Garland’s tome positions his well-evidenced arguments in the main room of the scholarly conversation on capital punishment; he clearly tries to impart to the reader that while has no opinion of record, the system remains inexorably tainted. His conclusions are those of merit, and although the discussion on the death penalty itself is not folly, he offers a fresh perspective on why the system morphed from a bloody show of revenge to the instrument it has become in our age, a peculiar institution used for the political and cultural purpose of retribution.
For its solid merits, the text does fall short of examining several considerations married to the tricky subject of capital punishment, namely the ratio of sentences imposed to those actually carried out. Death row inmates on appeal can wait twenty years or better in some cases before ever seeing the chamber. Garland does offer decisions from a bevy of tangled legal precedents, but does not clearly analyze the nonfinancial impact that long, drawn-out capital cases has on the integrity (or lack thereof) of the process itself. The author is also neglectful on exploring the ideological impetus for Furman v. Georgia, one of the most notorious U.S. Supreme Court rulings in the twentieth century, and the one that quite nearly caused complete abolition of capital punishment. While he sees that the decision was likely the justices’ struggle to interpret the U.S. Constitution, he does not acknowledge that the emergency federal and state moratorium on the death penalty was likely a knee-jerk reaction to the racially-fueled culture wars of the time.

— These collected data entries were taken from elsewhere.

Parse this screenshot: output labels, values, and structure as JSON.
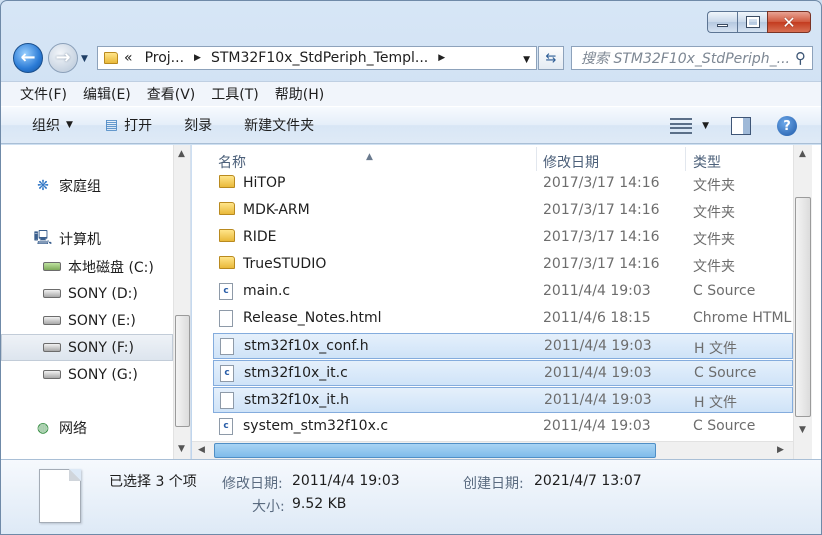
{
  "window": {
    "minimize_icon": "minimize-icon",
    "maximize_icon": "maximize-icon",
    "close_icon": "close-icon"
  },
  "address": {
    "overflow": "«",
    "crumbs": [
      "Proj...",
      "STM32F10x_StdPeriph_Templ..."
    ],
    "search_placeholder": "搜索 STM32F10x_StdPeriph_..."
  },
  "menu": [
    "文件(F)",
    "编辑(E)",
    "查看(V)",
    "工具(T)",
    "帮助(H)"
  ],
  "commands": {
    "organize": "组织",
    "open": "打开",
    "burn": "刻录",
    "new_folder": "新建文件夹"
  },
  "nav": {
    "homegroup": "家庭组",
    "computer": "计算机",
    "drives": [
      {
        "label": "本地磁盘 (C:)",
        "selected": false
      },
      {
        "label": "SONY (D:)",
        "selected": false
      },
      {
        "label": "SONY (E:)",
        "selected": false
      },
      {
        "label": "SONY (F:)",
        "selected": true
      },
      {
        "label": "SONY (G:)",
        "selected": false
      }
    ],
    "network": "网络"
  },
  "columns": {
    "name": "名称",
    "date": "修改日期",
    "type": "类型"
  },
  "files": [
    {
      "name": "HiTOP",
      "date": "2017/3/17 14:16",
      "type": "文件夹",
      "icon": "folder-icon",
      "selected": false
    },
    {
      "name": "MDK-ARM",
      "date": "2017/3/17 14:16",
      "type": "文件夹",
      "icon": "folder-icon",
      "selected": false
    },
    {
      "name": "RIDE",
      "date": "2017/3/17 14:16",
      "type": "文件夹",
      "icon": "folder-icon",
      "selected": false
    },
    {
      "name": "TrueSTUDIO",
      "date": "2017/3/17 14:16",
      "type": "文件夹",
      "icon": "folder-icon",
      "selected": false
    },
    {
      "name": "main.c",
      "date": "2011/4/4 19:03",
      "type": "C Source",
      "icon": "c-file-icon",
      "selected": false
    },
    {
      "name": "Release_Notes.html",
      "date": "2011/4/6 18:15",
      "type": "Chrome HTML",
      "icon": "html-file-icon",
      "selected": false
    },
    {
      "name": "stm32f10x_conf.h",
      "date": "2011/4/4 19:03",
      "type": "H 文件",
      "icon": "h-file-icon",
      "selected": true
    },
    {
      "name": "stm32f10x_it.c",
      "date": "2011/4/4 19:03",
      "type": "C Source",
      "icon": "c-file-icon",
      "selected": true
    },
    {
      "name": "stm32f10x_it.h",
      "date": "2011/4/4 19:03",
      "type": "H 文件",
      "icon": "h-file-icon",
      "selected": true
    },
    {
      "name": "system_stm32f10x.c",
      "date": "2011/4/4 19:03",
      "type": "C Source",
      "icon": "c-file-icon",
      "selected": false
    }
  ],
  "details": {
    "selection": "已选择 3 个项",
    "modified_label": "修改日期:",
    "modified_value": "2011/4/4 19:03",
    "created_label": "创建日期:",
    "created_value": "2021/4/7 13:07",
    "size_label": "大小:",
    "size_value": "9.52 KB"
  }
}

The death penalty is no more adapted to suit its own purpose today than it was at its inception, regardless of the procedural protections in place. Garland’s text is fantastically devoid of pontificating, but the deeper nature of the well-evidenced facts presented are troubling. Considering that the scholarly conversation about capital punishment will likely remain controversial, students of criminal justice, those pursuing studies in race, and all members of American society that take part in the process of meting out a death sentence will benefit from reading Garland’s discourse. As he concedes in his conclusion, the conversation is far from over.